4. Interim Costs Certificate
The fourth and final opportunity to obtain an interim payment on account of costs is by requesting an interim costs certificate under CPR 47.16. This can be done at any time after the receiving party has filed a request for a detailed assessment hearing. A party wishing to apply for an interim certificate may do so by making an application in accordance with CPR 23. The Court has wide powers to issue a certificate for such sum it considers appropriate.
However, where the matter is the subject of provisional assessment (bills of costs under £75,000), there will be a final certificate shortly after the assessment and so an interim costs certificate will serve no practical purpose or result.
Reasonable Level of Payment to Request
There is an abundance of case authorities relevant to the question of what amount should be paid on account of costs and, therefore, we will only consider some of the benchmark cases.
In Mars UK Ltd v Tekknowledge Ltd  2 Costs LR 44 Ch D, the judge undertook his own approximate assessment of what he thought the likely recovery would be and awarded a significant proportion of that sum, which in this case was two-thirds.
Cases that have been subject to costs management may warrant a greater payment on account to be made. It was accepted that the introduction of costs budgets altered the position when ordering a payment on account of costs in Thomas Pink Ltd v Victoria’s Secret UK Ltd  EWHC 3258 (Ch) in which Birss J awarded an interim payment of 90% of the budgeted sum.

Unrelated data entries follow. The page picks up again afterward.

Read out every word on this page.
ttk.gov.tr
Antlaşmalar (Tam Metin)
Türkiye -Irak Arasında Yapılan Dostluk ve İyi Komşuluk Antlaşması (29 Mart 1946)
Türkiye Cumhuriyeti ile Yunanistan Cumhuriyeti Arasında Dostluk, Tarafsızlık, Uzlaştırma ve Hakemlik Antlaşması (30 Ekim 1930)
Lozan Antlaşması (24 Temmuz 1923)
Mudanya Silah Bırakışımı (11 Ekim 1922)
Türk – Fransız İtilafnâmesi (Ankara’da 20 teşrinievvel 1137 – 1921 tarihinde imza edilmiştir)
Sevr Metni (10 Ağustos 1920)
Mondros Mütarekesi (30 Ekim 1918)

In MacInnes v Gross  EWHC 127 (QB), Coulson J also found that the starting point will almost always be the receiving party’s last approved costs budget and that a 10% deduction from the same would be appropriate.
It is important to note that, pursuant to paragraph 7.4 of PD 3E, it is only the estimated costs that are approved by the Court; the incurred costs are not approved and remain subject to detailed assessment. Should the receiving party, therefore, receive an interim payment for 90% of the total costs i.e. both incurred and estimated costs? In Cleveland Bridge UK Ltd v Sarens (UK) Ltd  EWHC 827 (TCC), the Judge accepted that Coulson J in MacInnes could not have intended to put in place a general rule of 90% payment on account of costs in respect of sums that are not to be treated as approved. Instead, the Court must determine in every case, a reasonable sum in respect of the incurred costs. In this instance, the judge held that 70% was a reasonable sum to pay on account in respect of the incurred costs.

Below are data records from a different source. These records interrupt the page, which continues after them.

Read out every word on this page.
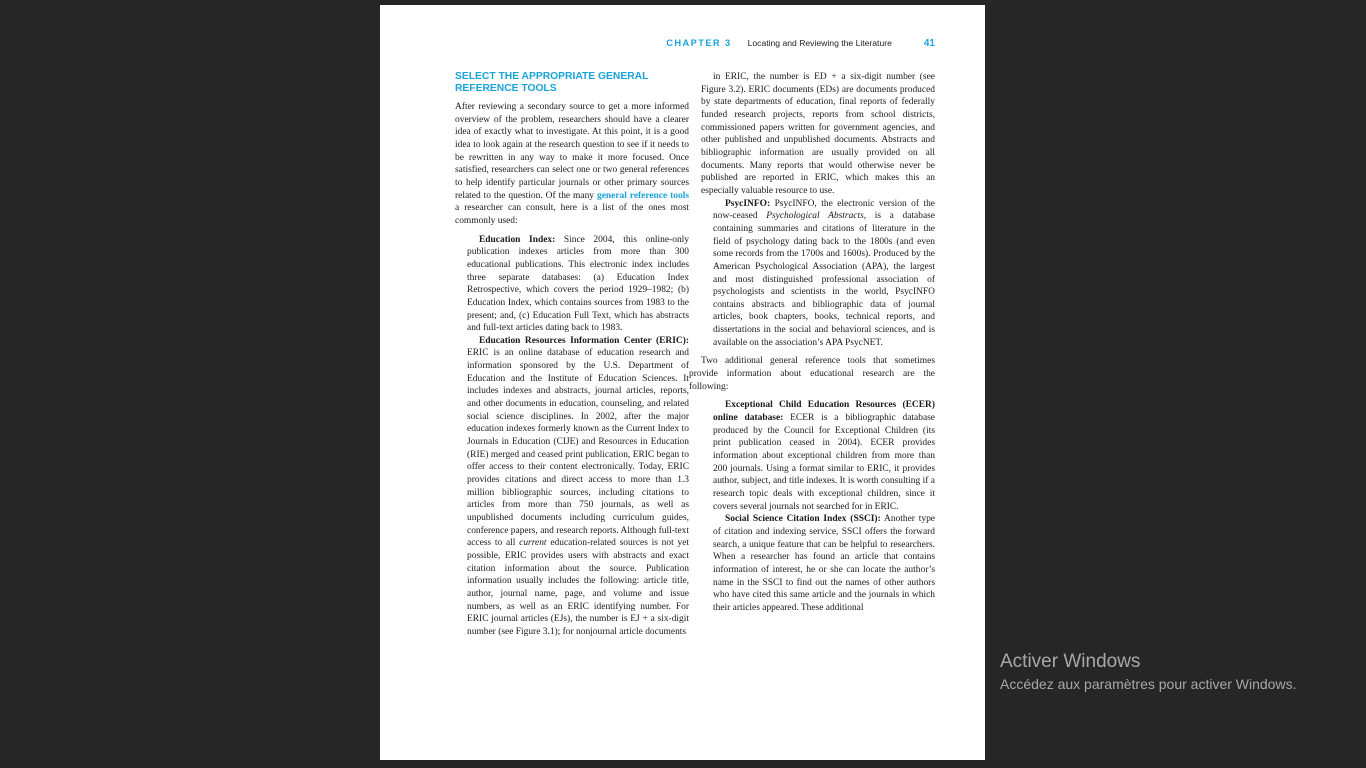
CHAPTER 3 Locating and Reviewing the Literature	41
SELECT THE APPROPRIATE GENERAL
REFERENCE TOOLS

After reviewing a secondary source to get a more informed overview of the problem, researchers should have a clearer idea of exactly what to investigate. At this point, it is a good idea to look again at the research question to see if it needs to be rewritten in any way to make it more focused. Once satisfied, researchers can select one or two general references to help identify particular journals or other primary sources related to the question. Of the many general reference tools a researcher can consult, here is a list of the ones most commonly used:

Education Index: Since 2004, this online-only publication indexes articles from more than 300 educational publications. This electronic index includes three separate databases: (a) Education Index Retrospective, which covers the period 1929–1982; (b) Education Index, which contains sources from 1983 to the present; and, (c) Education Full Text, which has abstracts and full-text articles dating back to 1983.

Education Resources Information Center (ERIC): ERIC is an online database of education research and information sponsored by the U.S. Department of Education and the Institute of Education Sciences. It includes indexes and abstracts, journal articles, reports, and other documents in education, counseling, and related social science disciplines. In 2002, after the major education indexes formerly known as the Current Index to Journals in Education (CIJE) and Resources in Education (RIE) merged and ceased print publication, ERIC began to offer access to their content electronically. Today, ERIC provides citations and direct access to more than 1.3 million bibliographic sources, including citations to articles from more than 750 journals, as well as unpublished documents including curriculum guides, conference papers, and research reports. Although full-text access to all current education-related sources is not yet possible, ERIC provides users with abstracts and exact citation information about the source. Publication information usually includes the following: article title, author, journal name, page, and volume and issue numbers, as well as an ERIC identifying number. For ERIC journal articles (EJs), the number is EJ + a six-digit number (see Figure 3.1); for nonjournal article documents

in ERIC, the number is ED + a six-digit number (see Figure 3.2). ERIC documents (EDs) are documents produced by state departments of education, final reports of federally funded research projects, reports from school districts, commissioned papers written for government agencies, and other published and unpublished documents. Abstracts and bibliographic information are usually provided on all documents. Many reports that would otherwise never be published are reported in ERIC, which makes this an especially valuable resource to use.

PsycINFO: PsycINFO, the electronic version of the now-ceased Psychological Abstracts, is a database containing summaries and citations of literature in the field of psychology dating back to the 1800s (and even some records from the 1700s and 1600s). Produced by the American Psychological Association (APA), the largest and most distinguished professional association of psychologists and scientists in the world, PsycINFO contains abstracts and bibliographic data of journal articles, book chapters, books, technical reports, and dissertations in the social and behavioral sciences, and is available on the association’s APA PsycNET.

Two additional general reference tools that sometimes provide information about educational research are the following:

Exceptional Child Education Resources (ECER) online database: ECER is a bibliographic database produced by the Council for Exceptional Children (its print publication ceased in 2004). ECER provides information about exceptional children from more than 200 journals. Using a format similar to ERIC, it provides author, subject, and title indexes. It is worth consulting if a research topic deals with exceptional children, since it covers several journals not searched for in ERIC.

Social Science Citation Index (SSCI): Another type of citation and indexing service, SSCI offers the forward search, a unique feature that can be helpful to researchers. When a researcher has found an article that contains information of interest, he or she can locate the author’s name in the SSCI to find out the names of other authors who have cited this same article and the journals in which their articles appeared. These additional

Activer Windows
Accédez aux paramètres pour activer Windows.
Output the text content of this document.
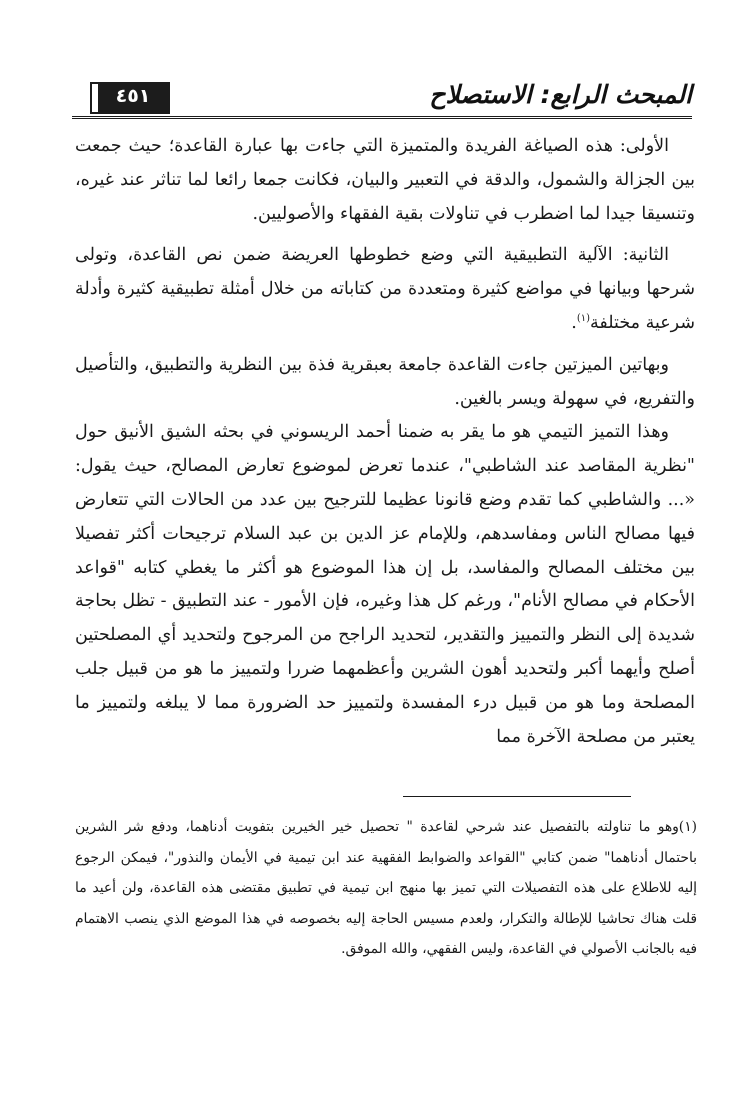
المبحث الرابع: الاستصلاح
٤٥١

الأولى: هذه الصياغة الفريدة والمتميزة التي جاءت بها عبارة القاعدة؛ حيث جمعت بين الجزالة والشمول، والدقة في التعبير والبيان، فكانت جمعا رائعا لما تناثر عند غيره، وتنسيقا جيدا لما اضطرب في تناولات بقية الفقهاء والأصوليين.

الثانية: الآلية التطبيقية التي وضع خطوطها العريضة ضمن نص القاعدة، وتولى شرحها وبيانها في مواضع كثيرة ومتعددة من كتاباته من خلال أمثلة تطبيقية كثيرة وأدلة شرعية مختلفة$^{(١)}$.

وبهاتين الميزتين جاءت القاعدة جامعة بعبقرية فذة بين النظرية والتطبيق، والتأصيل والتفريع، في سهولة ويسر بالغين.

وهذا التميز التيمي هو ما يقر به ضمنا أحمد الريسوني في بحثه الشيق الأنيق حول "نظرية المقاصد عند الشاطبي"، عندما تعرض لموضوع تعارض المصالح، حيث يقول: «... والشاطبي كما تقدم وضع قانونا عظيما للترجيح بين عدد من الحالات التي تتعارض فيها مصالح الناس ومفاسدهم، وللإمام عز الدين بن عبد السلام ترجيحات أكثر تفصيلا بين مختلف المصالح والمفاسد، بل إن هذا الموضوع هو أكثر ما يغطي كتابه "قواعد الأحكام في مصالح الأنام"، ورغم كل هذا وغيره، فإن الأمور - عند التطبيق - تظل بحاجة شديدة إلى النظر والتمييز والتقدير، لتحديد الراجح من المرجوح ولتحديد أي المصلحتين أصلح وأيهما أكبر ولتحديد أهون الشرين وأعظمهما ضررا ولتمييز ما هو من قبيل جلب المصلحة وما هو من قبيل درء المفسدة ولتمييز حد الضرورة مما لا يبلغه ولتمييز ما يعتبر من مصلحة الآخرة مما

(١)وهو ما تناولته بالتفصيل عند شرحي لقاعدة " تحصيل خير الخيرين بتفويت أدناهما، ودفع شر الشرين باحتمال أدناهما" ضمن كتابي "القواعد والضوابط الفقهية عند ابن تيمية في الأيمان والنذور"، فيمكن الرجوع إليه للاطلاع على هذه التفصيلات التي تميز بها منهج ابن تيمية في تطبيق مقتضى هذه القاعدة، ولن أعيد ما قلت هناك تحاشيا للإطالة والتكرار، ولعدم مسيس الحاجة إليه بخصوصه في هذا الموضع الذي ينصب الاهتمام فيه بالجانب الأصولي في القاعدة، وليس الفقهي، والله الموفق.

Of course, each case will be fact specific and the appropriate level of interim payment to be made will turn on the individual facts of the case. However, where a claim for costs is reasonable and there are no concerns with regard to proportionality, the case law suggests that an interim payment can reasonably be sought for 65 – 70% of any costs that are subject to detailed assessment and 90% of any costs that have already been approved by the Court.